GPT-3 in the API: what a founder should do with it
OpenAI opened GPT-3 access through its API. A clear-headed look at what changes for business and where to slow down.
In late 2021 OpenAI opened the GPT-3 API to a broad audience. Until then access was gated, by application only. Now any team can connect, pay per token, and start building on top of a large language model.
I have already seen several projects that appeared within weeks of that opening. Text generators, support assistants, email drafting tools. The speed at which prototypes appear is genuinely impressive. But the question "what should we actually do with this" remains open for most businesses.
What GPT-3 is, in practical terms
GPT-3 is a language model trained to predict the next token in a piece of text. When you give it an instruction and some context, it generates a plausible continuation. It is not a search engine, not a knowledge base, and not a reasoning engine. It is a very well-trained text generator.
From this follow practical limits. The model knows nothing about your business data. It has no access to your systems. It does not remember previous sessions. It can write something confidently wrong - and that is called a hallucination.
Understanding this does not cancel the usefulness. But it does change which tasks the tool is right for.
Where it works right now
There are a few classes of tasks where GPT-3 delivers a real gain today, without complex infrastructure:
- Draft texts that a human edits afterwards: emails, descriptions, templates.
- Rephrasing and summarising existing material.
- Classifying and routing short texts - for instance, incoming support requests.
- Internal team tools where a mistake is not critical.
The common thread: a human in the loop, with final control staying with a person. Where a model error is expensive, additional verification is needed.
Where to slow down
I see a few traps that are easy to fall into during the euphoria of early prototypes.
The first is overconfidence in reliability. The model performs well on a test set and fails unpredictably on the real production stream, because the real stream differs from what you tested.
The second is underestimating the cost of maintenance. A prototype works while you are actively tending it. Turning it into a stable product is a separate engineering task.
The third is data as the bottleneck. If you want the model to know something specific about your domain, you have to either put that context in the prompt or fine-tune the model. Both paths require quality data that most companies do not have in ready shape.

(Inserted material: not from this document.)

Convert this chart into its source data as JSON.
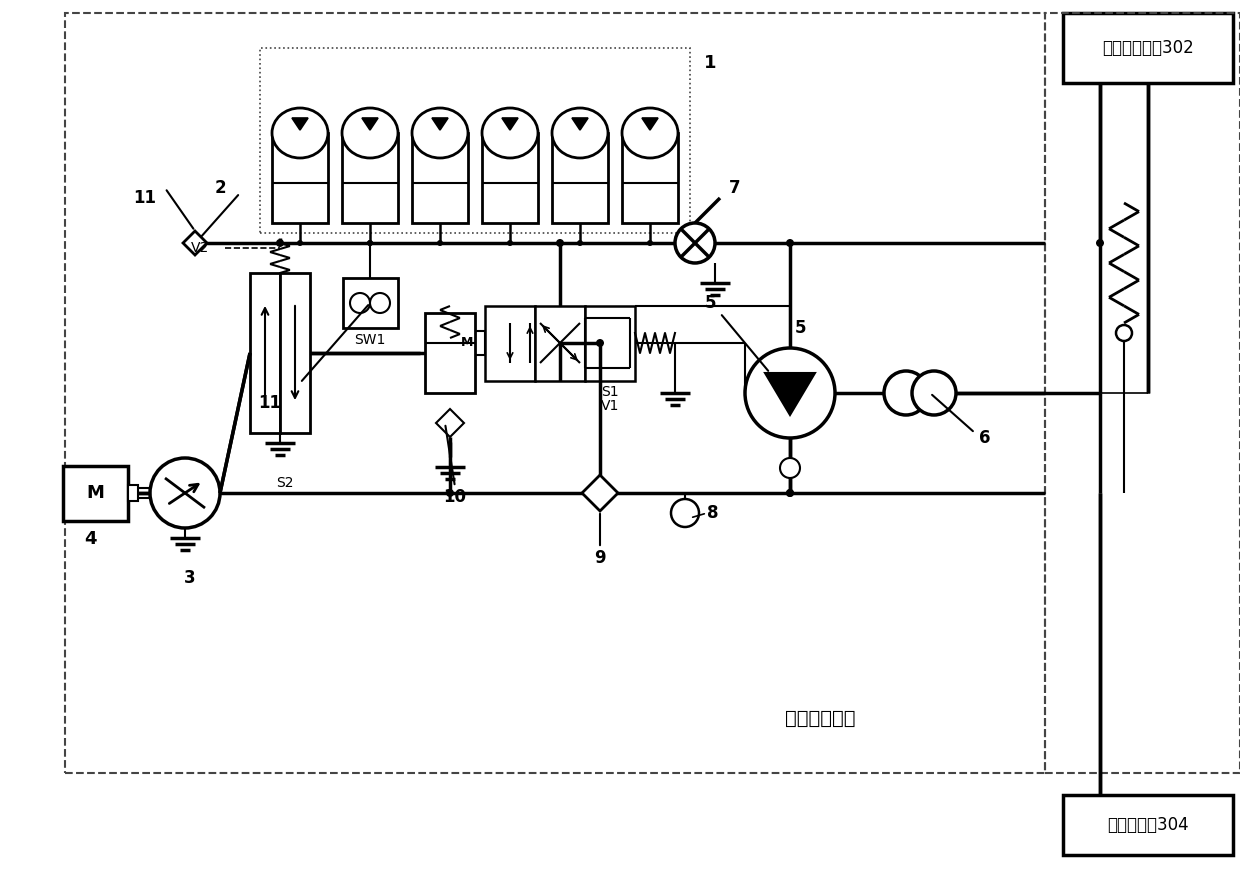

Questions to answer before you start
Before deciding to build something on top of GPT-3, I recommend answering a few questions:
- What is the specific task? The more precise the definition, the easier it is to judge whether the tool fits.
- Who verifies the output? If no one does, the risk is too high.

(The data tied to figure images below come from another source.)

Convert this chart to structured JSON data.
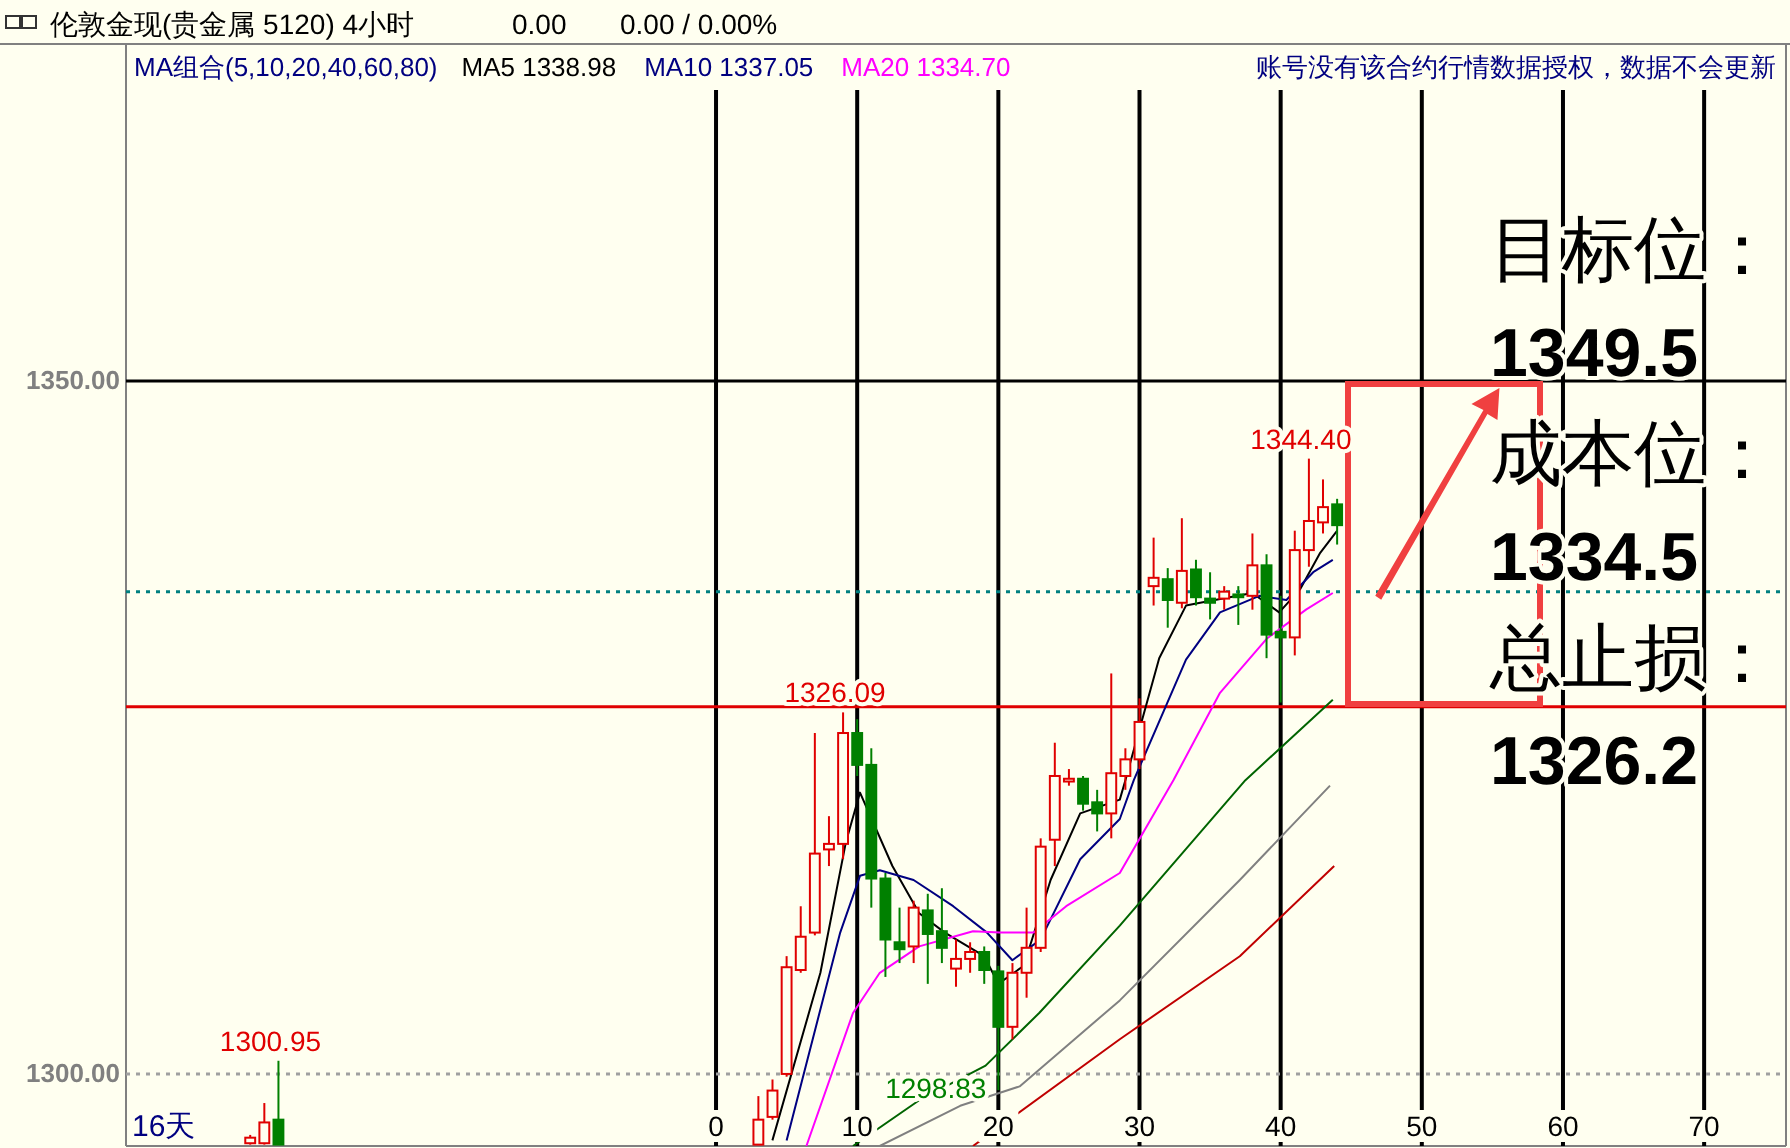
{
  "chart_data": {
    "type": "candlestick",
    "title": "伦敦金现(贵金属 5120) 4小时",
    "legend_title": "MA组合(5,10,20,40,60,80)",
    "x": [
      -33,
      -32,
      -31,
      3,
      4,
      5,
      6,
      7,
      8,
      9,
      10,
      11,
      12,
      13,
      14,
      15,
      16,
      17,
      18,
      19,
      20,
      21,
      22,
      23,
      24,
      25,
      26,
      27,
      28,
      29,
      30,
      31,
      32,
      33,
      34,
      35,
      36,
      37,
      38,
      39,
      40,
      41,
      42,
      43,
      44
    ],
    "ohlc": [
      [
        1295.0,
        1295.6,
        1294.9,
        1295.4
      ],
      [
        1295.0,
        1297.9,
        1294.9,
        1296.5
      ],
      [
        1296.7,
        1300.95,
        1294.9,
        1294.9
      ],
      [
        1294.9,
        1298.4,
        1294.9,
        1296.7
      ],
      [
        1296.9,
        1299.6,
        1296.7,
        1298.8
      ],
      [
        1300.0,
        1308.5,
        1299.8,
        1307.7
      ],
      [
        1307.5,
        1312.1,
        1307.3,
        1309.9
      ],
      [
        1310.2,
        1324.6,
        1310.0,
        1315.9
      ],
      [
        1316.2,
        1318.6,
        1315.0,
        1316.6
      ],
      [
        1316.6,
        1326.09,
        1315.5,
        1324.6
      ],
      [
        1324.6,
        1325.6,
        1321.5,
        1322.3
      ],
      [
        1322.3,
        1323.5,
        1312.0,
        1314.1
      ],
      [
        1314.1,
        1314.5,
        1307.0,
        1309.7
      ],
      [
        1309.5,
        1312.0,
        1308.0,
        1309.0
      ],
      [
        1309.2,
        1312.5,
        1308.0,
        1312.0
      ],
      [
        1311.8,
        1313.0,
        1306.5,
        1310.1
      ],
      [
        1310.3,
        1313.4,
        1308.0,
        1309.1
      ],
      [
        1307.6,
        1309.7,
        1306.3,
        1308.3
      ],
      [
        1308.3,
        1309.5,
        1307.3,
        1308.8
      ],
      [
        1308.8,
        1309.2,
        1306.5,
        1307.5
      ],
      [
        1307.4,
        1307.8,
        1298.83,
        1303.4
      ],
      [
        1303.4,
        1308.0,
        1302.5,
        1307.3
      ],
      [
        1307.3,
        1312.0,
        1305.5,
        1309.1
      ],
      [
        1309.1,
        1317.0,
        1308.8,
        1316.4
      ],
      [
        1316.9,
        1323.9,
        1315.0,
        1321.5
      ],
      [
        1321.1,
        1322.0,
        1320.8,
        1321.3
      ],
      [
        1321.3,
        1321.5,
        1319.0,
        1319.5
      ],
      [
        1319.6,
        1320.5,
        1317.5,
        1318.8
      ],
      [
        1318.8,
        1328.9,
        1317.0,
        1321.7
      ],
      [
        1321.5,
        1323.5,
        1320.5,
        1322.7
      ],
      [
        1322.7,
        1327.1,
        1322.0,
        1325.4
      ],
      [
        1335.2,
        1338.7,
        1333.8,
        1335.8
      ],
      [
        1335.7,
        1336.5,
        1332.2,
        1334.2
      ],
      [
        1334.0,
        1340.1,
        1333.6,
        1336.3
      ],
      [
        1336.4,
        1337.1,
        1333.8,
        1334.4
      ],
      [
        1334.3,
        1336.2,
        1332.8,
        1334.0
      ],
      [
        1334.3,
        1335.2,
        1333.5,
        1334.8
      ],
      [
        1334.6,
        1335.2,
        1332.4,
        1334.4
      ],
      [
        1334.5,
        1339.0,
        1333.5,
        1336.7
      ],
      [
        1336.7,
        1337.5,
        1330.0,
        1331.7
      ],
      [
        1331.9,
        1334.5,
        1326.8,
        1331.5
      ],
      [
        1331.5,
        1339.2,
        1330.2,
        1337.8
      ],
      [
        1337.8,
        1344.4,
        1336.6,
        1339.9
      ],
      [
        1339.8,
        1342.9,
        1339.0,
        1340.9
      ],
      [
        1341.1,
        1341.5,
        1338.2,
        1339.6
      ]
    ],
    "series": [
      {
        "name": "MA5 1338.98",
        "type": "line",
        "color": "#000000",
        "x": [
          4,
          7.4,
          9.2,
          10.2,
          12.5,
          14.4,
          16.2,
          19,
          20,
          21.8,
          23.7,
          25.8,
          28.6,
          29,
          31.4,
          33.3,
          34.3,
          38,
          39.9,
          41.4,
          42.8,
          44
        ],
        "values": [
          1295.2,
          1307.3,
          1316.7,
          1320.3,
          1315.0,
          1311.6,
          1310.2,
          1308.5,
          1306.5,
          1307.8,
          1314.0,
          1318.8,
          1319.8,
          1321.2,
          1330.0,
          1333.8,
          1334.0,
          1334.7,
          1333.3,
          1335.0,
          1337.6,
          1339.2
        ]
      },
      {
        "name": "MA10 1337.05",
        "type": "line",
        "color": "#000080",
        "x": [
          5,
          8.8,
          10.2,
          11.6,
          14,
          16.8,
          19.2,
          21,
          23,
          25.8,
          28.6,
          29.6,
          33.3,
          35.7,
          38.5,
          40.4,
          42.3,
          43.7
        ],
        "values": [
          1295.2,
          1310.2,
          1314.3,
          1314.7,
          1314.0,
          1312.1,
          1310.2,
          1308.2,
          1309.7,
          1315.5,
          1318.4,
          1321.2,
          1329.9,
          1333.3,
          1334.5,
          1334.2,
          1336.2,
          1337.1
        ]
      },
      {
        "name": "MA20 1334.70",
        "type": "line",
        "color": "#ff00ff",
        "x": [
          6.4,
          9.7,
          11.6,
          14.4,
          18.2,
          20.1,
          22.5,
          24.8,
          28.6,
          32.4,
          35.7,
          39,
          41.8,
          43.7
        ],
        "values": [
          1294.8,
          1304.4,
          1307.3,
          1309.2,
          1310.3,
          1310.2,
          1310.2,
          1312.1,
          1314.5,
          1321.2,
          1327.5,
          1331.4,
          1333.5,
          1334.7
        ]
      },
      {
        "type": "line",
        "color": "#006400",
        "x": [
          9.7,
          14.4,
          19.1,
          22.9,
          28.6,
          37.5,
          43.7
        ],
        "values": [
          1294.8,
          1298.1,
          1300.6,
          1304.4,
          1310.7,
          1321.2,
          1327.0
        ]
      },
      {
        "type": "line",
        "color": "#808080",
        "x": [
          11.6,
          17.3,
          21.5,
          28.6,
          37.1,
          43.5
        ],
        "values": [
          1294.8,
          1297.7,
          1299.1,
          1305.3,
          1314.0,
          1320.8
        ]
      },
      {
        "type": "line",
        "color": "#c00000",
        "x": [
          18.2,
          28.6,
          37.1,
          43.8
        ],
        "values": [
          1294.8,
          1302.5,
          1308.5,
          1315.0
        ]
      }
    ],
    "xlim": [
      -41.8,
      75.8
    ],
    "xticks": [
      0,
      10,
      20,
      30,
      40,
      50,
      60,
      70
    ],
    "ylim": [
      1294.8,
      1371
    ],
    "yticks": [
      {
        "value": 1300,
        "label": "1300.00"
      },
      {
        "value": 1350,
        "label": "1350.00"
      }
    ],
    "grid": "x",
    "legend": "top",
    "ref_lines": [
      {
        "axis": "y",
        "value": 1300,
        "color": "#a0a0a0",
        "line_style": "dotted"
      },
      {
        "axis": "y",
        "value": 1350,
        "color": "#000000",
        "line_style": "solid"
      },
      {
        "axis": "y",
        "value": 1334.8,
        "color": "#008080",
        "line_style": "dotted"
      },
      {
        "axis": "y",
        "value": 1326.5,
        "color": "#e00000",
        "line_style": "solid"
      }
    ],
    "annotations": [
      "0.00",
      "0.00 / 0.00%",
      "账号没有该合约行情数据授权，数据不会更新",
      "16天",
      "目标位：",
      {
        "text": "1349.5",
        "x": 55.5,
        "y": 1349.5
      },
      {
        "text": "成本位：",
        "x": 46.7,
        "y": 1334.5
      },
      "1334.5",
      "总止损：",
      "1326.2",
      {
        "text": "1344.40",
        "x": 42,
        "y": 1344.4
      },
      {
        "text": "1326.09",
        "x": 9,
        "y": 1326.09
      },
      {
        "text": "1300.95",
        "x": -31,
        "y": 1300.95
      },
      {
        "text": "1298.83",
        "x": 20,
        "y": 1298.83
      }
    ]
  }
}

- What happens when the model is wrong? What is the cost of an error?
- What does this look like in a year? Who maintains it, who pays for the API, who iterates?
- Do we have data that will make the output specific to our business?
If most of these questions have no answer, it is better to start with a narrower experiment - not a product.
What changes strategically
The most important shift is not the model's capabilities themselves. The most important shift is that the entry bar for experimenting with language models has dropped sharply. Previously this required a research team. Now it requires a developer and a credit card.
That means in the coming months many prototypes will appear, and some will become real tools. For a founder, the right reaction is neither panic nor euphoria. It is a calm understanding of where text automation creates real value in your business, and finding one concrete place to run a real experiment.